O chocolate bean-to-bar é produzido por chocolateiros que controlam todo o processo — da escolha das amêndoas à barra final — em vez de comprar cobertura de chocolate industrializada. Esse modelo permite expressar as nuances de cada origem e cultivar no produto final, de forma similar ao que os produtores de vinho fazem com as uvas de diferentes terroirs.

No Brasil, o movimento bean-to-bar cresceu exponencialmente entre 2018 e 2026: há mais de 200 chocolateiros artesanais identificados, de micro-operações familiares em Ilhéus até chocolaterias com lojas em São Paulo e Rio de Janeiro vendendo barras de R$ 30 a R$ 120 por 80g. Marcas como Luisa Abram, Baiani e Amma Chocolate ganharam prêmios internacionais e constroem a narrativa do "chocolate brasileiro de origem" no mercado global.

O cacau baiano fino que se transforma em chocolate bean-to-bar premiado em Paris vale 20 vezes mais do que o cacau commodity que vai para a indústria de confeitaria.
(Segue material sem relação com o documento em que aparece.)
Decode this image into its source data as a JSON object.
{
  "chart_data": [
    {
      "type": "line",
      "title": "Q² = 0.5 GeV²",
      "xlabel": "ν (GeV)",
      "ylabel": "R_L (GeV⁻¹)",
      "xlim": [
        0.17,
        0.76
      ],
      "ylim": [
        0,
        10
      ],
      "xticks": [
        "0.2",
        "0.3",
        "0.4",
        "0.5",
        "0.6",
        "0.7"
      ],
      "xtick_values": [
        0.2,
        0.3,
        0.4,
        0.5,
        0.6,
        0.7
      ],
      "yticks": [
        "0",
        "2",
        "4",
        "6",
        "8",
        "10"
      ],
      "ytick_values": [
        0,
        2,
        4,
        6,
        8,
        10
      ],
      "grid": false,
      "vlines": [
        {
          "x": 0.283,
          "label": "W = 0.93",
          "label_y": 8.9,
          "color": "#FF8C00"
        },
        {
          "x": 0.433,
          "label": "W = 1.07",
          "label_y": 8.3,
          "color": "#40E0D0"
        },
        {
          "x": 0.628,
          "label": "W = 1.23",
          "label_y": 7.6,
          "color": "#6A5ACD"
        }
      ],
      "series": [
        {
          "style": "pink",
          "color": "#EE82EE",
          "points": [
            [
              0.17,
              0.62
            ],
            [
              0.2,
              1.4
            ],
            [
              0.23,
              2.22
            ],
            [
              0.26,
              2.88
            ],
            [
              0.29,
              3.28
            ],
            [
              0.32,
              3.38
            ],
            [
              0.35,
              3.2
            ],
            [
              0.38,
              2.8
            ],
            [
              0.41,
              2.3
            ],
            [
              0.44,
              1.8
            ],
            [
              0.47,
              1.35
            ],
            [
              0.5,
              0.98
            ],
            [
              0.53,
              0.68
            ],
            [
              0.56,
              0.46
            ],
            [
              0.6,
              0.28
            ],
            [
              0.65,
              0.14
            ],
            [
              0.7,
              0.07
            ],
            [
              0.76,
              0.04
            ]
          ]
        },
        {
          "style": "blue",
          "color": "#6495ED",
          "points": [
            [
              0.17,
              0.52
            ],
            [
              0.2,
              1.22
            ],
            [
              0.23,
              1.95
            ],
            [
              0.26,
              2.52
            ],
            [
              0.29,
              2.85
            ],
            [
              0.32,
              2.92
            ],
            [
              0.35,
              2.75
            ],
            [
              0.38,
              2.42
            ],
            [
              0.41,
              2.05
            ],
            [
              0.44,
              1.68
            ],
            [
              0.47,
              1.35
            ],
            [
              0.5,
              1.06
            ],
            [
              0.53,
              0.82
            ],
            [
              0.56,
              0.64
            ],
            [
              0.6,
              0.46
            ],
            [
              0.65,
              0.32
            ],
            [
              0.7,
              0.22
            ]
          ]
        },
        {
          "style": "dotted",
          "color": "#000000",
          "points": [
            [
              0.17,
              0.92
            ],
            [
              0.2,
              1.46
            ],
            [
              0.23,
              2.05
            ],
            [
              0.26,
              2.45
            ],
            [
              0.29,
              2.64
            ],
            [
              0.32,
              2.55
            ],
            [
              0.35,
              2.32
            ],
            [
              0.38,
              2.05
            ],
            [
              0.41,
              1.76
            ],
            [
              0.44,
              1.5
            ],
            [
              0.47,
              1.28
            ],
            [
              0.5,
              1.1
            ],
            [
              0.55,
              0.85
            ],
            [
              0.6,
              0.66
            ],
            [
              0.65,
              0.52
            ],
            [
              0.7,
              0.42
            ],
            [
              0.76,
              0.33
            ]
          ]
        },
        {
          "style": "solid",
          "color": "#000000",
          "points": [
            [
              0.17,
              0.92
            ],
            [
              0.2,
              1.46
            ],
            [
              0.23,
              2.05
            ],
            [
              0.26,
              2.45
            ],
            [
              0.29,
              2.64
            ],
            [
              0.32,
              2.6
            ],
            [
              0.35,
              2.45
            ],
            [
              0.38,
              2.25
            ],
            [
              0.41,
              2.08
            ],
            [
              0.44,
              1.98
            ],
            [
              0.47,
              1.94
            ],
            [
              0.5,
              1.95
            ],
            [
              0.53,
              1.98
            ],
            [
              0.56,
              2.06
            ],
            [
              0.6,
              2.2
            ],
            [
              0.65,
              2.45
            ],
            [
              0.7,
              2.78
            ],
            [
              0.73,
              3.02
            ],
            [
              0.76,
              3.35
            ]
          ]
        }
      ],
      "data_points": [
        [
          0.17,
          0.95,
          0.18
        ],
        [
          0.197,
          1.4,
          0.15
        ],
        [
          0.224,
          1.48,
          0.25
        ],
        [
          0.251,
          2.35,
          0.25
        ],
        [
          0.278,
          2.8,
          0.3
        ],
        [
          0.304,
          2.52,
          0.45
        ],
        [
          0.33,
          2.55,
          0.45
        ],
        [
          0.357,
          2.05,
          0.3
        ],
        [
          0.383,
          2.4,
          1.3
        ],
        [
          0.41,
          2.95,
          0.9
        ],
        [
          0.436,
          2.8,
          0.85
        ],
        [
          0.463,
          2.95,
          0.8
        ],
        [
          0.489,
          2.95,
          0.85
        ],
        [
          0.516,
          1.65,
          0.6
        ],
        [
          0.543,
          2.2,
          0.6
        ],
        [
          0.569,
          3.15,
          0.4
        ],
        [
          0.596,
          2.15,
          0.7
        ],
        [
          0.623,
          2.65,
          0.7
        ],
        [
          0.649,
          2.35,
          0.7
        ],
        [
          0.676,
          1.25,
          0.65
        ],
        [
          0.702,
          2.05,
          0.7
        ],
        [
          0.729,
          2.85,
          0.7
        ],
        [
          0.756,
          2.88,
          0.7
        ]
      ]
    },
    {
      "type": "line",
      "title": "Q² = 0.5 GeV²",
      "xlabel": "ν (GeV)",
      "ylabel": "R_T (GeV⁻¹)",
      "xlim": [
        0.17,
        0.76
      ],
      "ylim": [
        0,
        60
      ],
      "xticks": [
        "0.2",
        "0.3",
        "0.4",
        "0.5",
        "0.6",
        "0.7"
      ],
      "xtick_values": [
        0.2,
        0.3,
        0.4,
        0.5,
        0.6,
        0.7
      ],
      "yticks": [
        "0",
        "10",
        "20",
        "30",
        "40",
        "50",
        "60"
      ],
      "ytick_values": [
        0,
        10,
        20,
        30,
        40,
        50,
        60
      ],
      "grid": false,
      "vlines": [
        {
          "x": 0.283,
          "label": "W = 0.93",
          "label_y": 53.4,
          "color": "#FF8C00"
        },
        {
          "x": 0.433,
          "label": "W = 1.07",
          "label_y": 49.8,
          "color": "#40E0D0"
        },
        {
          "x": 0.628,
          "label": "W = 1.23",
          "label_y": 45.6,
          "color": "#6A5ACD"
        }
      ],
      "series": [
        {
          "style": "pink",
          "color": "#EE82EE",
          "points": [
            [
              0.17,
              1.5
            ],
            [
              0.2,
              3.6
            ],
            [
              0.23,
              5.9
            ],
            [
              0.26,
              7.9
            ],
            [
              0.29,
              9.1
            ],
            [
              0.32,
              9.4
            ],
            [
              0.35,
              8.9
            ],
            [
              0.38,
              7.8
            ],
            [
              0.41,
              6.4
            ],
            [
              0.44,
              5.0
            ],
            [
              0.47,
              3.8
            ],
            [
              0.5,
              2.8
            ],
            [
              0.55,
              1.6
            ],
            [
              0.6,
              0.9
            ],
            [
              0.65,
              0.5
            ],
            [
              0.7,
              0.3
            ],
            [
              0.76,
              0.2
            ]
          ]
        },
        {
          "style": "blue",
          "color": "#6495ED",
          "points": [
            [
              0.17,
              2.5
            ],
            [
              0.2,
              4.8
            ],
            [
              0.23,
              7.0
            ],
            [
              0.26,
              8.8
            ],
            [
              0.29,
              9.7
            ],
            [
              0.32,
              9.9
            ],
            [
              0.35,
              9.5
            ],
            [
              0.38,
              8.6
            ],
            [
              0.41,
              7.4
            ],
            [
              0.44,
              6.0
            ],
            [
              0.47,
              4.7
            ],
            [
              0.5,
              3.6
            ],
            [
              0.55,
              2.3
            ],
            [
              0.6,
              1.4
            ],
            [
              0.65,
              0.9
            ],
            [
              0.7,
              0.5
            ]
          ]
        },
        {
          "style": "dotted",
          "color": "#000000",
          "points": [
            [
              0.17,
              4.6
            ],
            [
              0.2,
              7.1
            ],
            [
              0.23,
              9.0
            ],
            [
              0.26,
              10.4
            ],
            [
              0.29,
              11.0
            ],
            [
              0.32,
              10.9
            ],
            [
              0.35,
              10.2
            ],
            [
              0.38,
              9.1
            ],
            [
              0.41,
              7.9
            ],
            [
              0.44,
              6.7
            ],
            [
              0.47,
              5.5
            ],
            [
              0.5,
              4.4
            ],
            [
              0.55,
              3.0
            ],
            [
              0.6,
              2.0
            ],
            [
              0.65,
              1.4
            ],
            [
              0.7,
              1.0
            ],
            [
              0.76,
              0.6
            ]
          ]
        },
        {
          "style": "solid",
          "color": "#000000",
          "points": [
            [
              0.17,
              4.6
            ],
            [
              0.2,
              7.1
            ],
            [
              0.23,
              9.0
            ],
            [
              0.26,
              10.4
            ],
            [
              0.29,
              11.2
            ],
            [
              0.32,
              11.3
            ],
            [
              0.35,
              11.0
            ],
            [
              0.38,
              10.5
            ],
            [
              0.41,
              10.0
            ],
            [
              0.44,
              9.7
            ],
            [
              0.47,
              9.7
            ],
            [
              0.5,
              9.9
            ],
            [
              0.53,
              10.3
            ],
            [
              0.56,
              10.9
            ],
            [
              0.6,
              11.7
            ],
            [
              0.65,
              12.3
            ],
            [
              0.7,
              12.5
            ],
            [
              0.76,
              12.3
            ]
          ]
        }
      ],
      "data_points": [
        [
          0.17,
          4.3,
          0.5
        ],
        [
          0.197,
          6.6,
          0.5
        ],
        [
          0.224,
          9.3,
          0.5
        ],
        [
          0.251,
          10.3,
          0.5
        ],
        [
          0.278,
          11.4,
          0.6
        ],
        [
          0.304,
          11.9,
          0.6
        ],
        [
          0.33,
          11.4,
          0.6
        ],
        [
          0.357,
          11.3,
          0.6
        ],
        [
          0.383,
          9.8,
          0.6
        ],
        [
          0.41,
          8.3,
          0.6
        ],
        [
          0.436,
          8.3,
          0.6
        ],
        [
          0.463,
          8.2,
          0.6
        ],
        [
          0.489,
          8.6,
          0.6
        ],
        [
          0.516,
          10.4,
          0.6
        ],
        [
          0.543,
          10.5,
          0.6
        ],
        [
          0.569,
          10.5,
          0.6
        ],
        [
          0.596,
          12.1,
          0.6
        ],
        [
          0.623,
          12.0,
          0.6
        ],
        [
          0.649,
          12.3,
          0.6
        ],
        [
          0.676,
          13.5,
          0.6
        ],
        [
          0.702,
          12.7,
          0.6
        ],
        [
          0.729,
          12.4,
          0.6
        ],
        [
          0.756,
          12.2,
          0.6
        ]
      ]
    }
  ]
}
A diferença começa no campo — na genética, no pós-colheita e no produtor que sabe para quem está produzindo.

Pós-colheita: fermentação e secagem como determinantes da qualidade

A qualidade sensorial do chocolate bean-to-bar começa na fermentação das amêndoas — processo que ocorre nas fazendas nos dias seguintes à colheita. A polpa açucarada que envolve as amêndoas é fermentada por leveduras e bactérias ao longo de 5 a 7 dias em caixas de madeira, desenvolvendo os precursores de aroma que definirão o sabor final do chocolate. Uma fermentação bem conduzida — com controle de temperatura, revolvimento nos momentos certos e cobertura adequada — é o que separa cacau fino de cacau ordinário com a mesma genética.

A secagem ao sol posterior — por 7 a 14 dias em bancadas ou terreiros limpos — completa o processo, reduzindo a umidade das amêndoas de 35% para 7,5% (nível ideal para armazenagem e exportação). A secagem lenta ao sol produz amêndoas com perfil sensorial mais complexo do que a secagem artificial em secadores a lenha — e é um requisito de muitos chocolateiros premium que buscam o perfil de "secagem solar" nos cacaus que compram.

Como o produtor de cacau acessa o mercado premium

O caminho para o mercado de cacau fino começa pela qualificação sensorial das amêndoas — o produtor precisa enviar amostras para análise por painel sensorial treinado. A Ceplac (Comissão Executiva do Plano da Lavoura Cacaueira) e a AMMA Chocolate em parceria com produtores baianos oferecem esse serviço de cupping (degustação analítica) que informa o perfil sensorial do lote.

Produtores com cacau acima de 80 pontos na escala de avaliação sensorial da FCIA (Fine Chocolate Industry Association) têm acesso a chocolateiros artesanais e exportadores de cacau fino que pagam os maiores prêmios. A construção desse relacionamento — via participação em concursos como o Harvest e o FCIA Awards — é a estratégia de longo prazo para consolidar a reputação e o canal de vendas premium.